I've a polar chart in an application, which displays a curve:
I would like to add a functionality when I click on the plot.
When I click(at the point M here), I know the orientation and amplitude of:
- CA(and CA')
- CB(and CB')
- CM
For the functionality I required, I need to get the amplitude of CX(and CX')(I already have the orientation, which the same that of CM.
I can imagine finding this with a lot of cos and sin, but what would be the easiest way to make it(which should works in every quadrant of the chart)?
I'm sure there should be some kind of geometric computation that I can do, but I can't find it.
I'd write your points as complex numbers for the moment, since that avoids all those vectors and trigonometric functions all over the place.
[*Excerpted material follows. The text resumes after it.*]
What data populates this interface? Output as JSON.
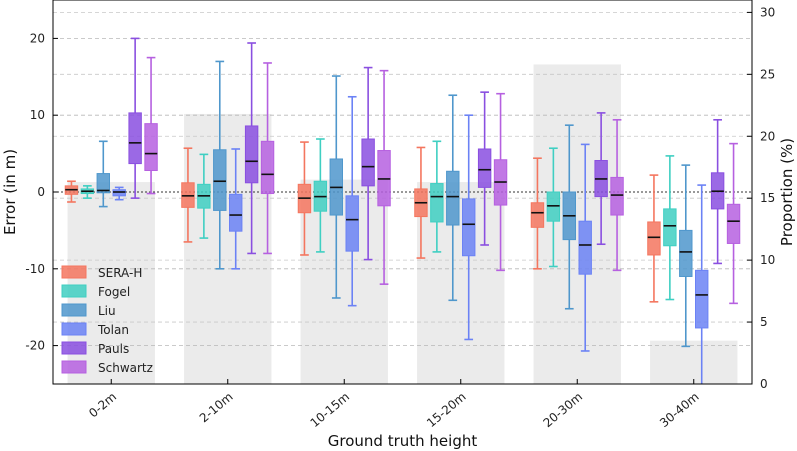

So you have
$$ z_A=r_Ae^{i\varphi_A}\qquad z_B=r_Be^{i\varphi_B}\qquad z_M=r_Me^{i\varphi_M}\qquad z_X=r_Xe^{i\varphi_M} $$
So you want to find $r_X\in\mathbb R$ based on the additional constraint that $z_A,z_B,z_X$ are collinear, which you can express as
$$\frac{z_X-z_A}{z_B-z_A}\in\mathbb R$$
A number is real if it is equal to its own complex conjugate, so you get
\begin{align*} (z_X-z_A)(\bar z_B-\bar z_A)&=(\bar z_X-\bar z_A)(z_B-z_A) \\ z_X\bar z_B - z_A\bar z_B - z_X\bar z_A&=\bar z_Xz_B-\bar z_Az_B-\bar z_Xz_A \\ r_Xe^{i\varphi_M}(\bar z_B-\bar z_A) - z_A\bar z_B&= r_Xe^{-i\varphi_M}(z_B-z_A) - \bar z_Az_B \\ r_X\bigl(e^{i\varphi_M}(\bar z_B-\bar z_A)-e^{-i\varphi_M}(z_B-z_A)\bigr) &= z_A\bar z_B - \bar z_Az_B \\ r_X &= \frac{z_A\bar z_B - \bar z_Az_B} {e^{i\varphi_M}(\bar z_B-\bar z_A)-e^{-i\varphi_M}(z_B-z_A)} \end{align*}
Both numerator and denominator are the difference between a complex number and its complex conjugate. Since $(a+ib)-(a-ib)=2ib$, both are purely imaginary numbers, so their quotient is real. You could also formulate this in terms of imaginary parts:
$$ r_X = \frac{\operatorname{Im}\bigl(z_A\bar z_B\bigr)} {\operatorname{Im}\bigl(e^{i\varphi_M}(\bar z_B-\bar z_A)\bigr)} $$
Both numerator and denominator are the imaginary part of some product, and the second factor is a complex conjugate number. The imaginary part of such a product is
$$\operatorname{Im}\bigl((a+ib)(c-id)\bigr)=bc-ad =-\begin{vmatrix}a&c\\b&d\end{vmatrix}$$
So you might as well interpret numerator and denominator as determinants and write
$$r_X=\frac{\begin{vmatrix} r_A\cos\varphi_A & r_B\cos\varphi_B \\ r_A\sin\varphi_A & r_B\sin\varphi_B \end{vmatrix}} {\begin{vmatrix} \cos\varphi_M & r_B\cos\varphi_B - r_A\cos\varphi_A \\ \sin\varphi_M & r_B\sin\varphi_B - r_A\sin\varphi_A \end{vmatrix}}= \frac{r_Ar_B\sin(\varphi_B-\varphi_A)}{\begin{vmatrix} \cos\varphi_M & r_B\cos\varphi_B - r_A\cos\varphi_A \\ \sin\varphi_M & r_B\sin\varphi_B - r_A\sin\varphi_A \end{vmatrix}} $$
The simplification in the numerator makes use of the fact that the determinant of two unit-length vectors is equal to the sine of the angle between them.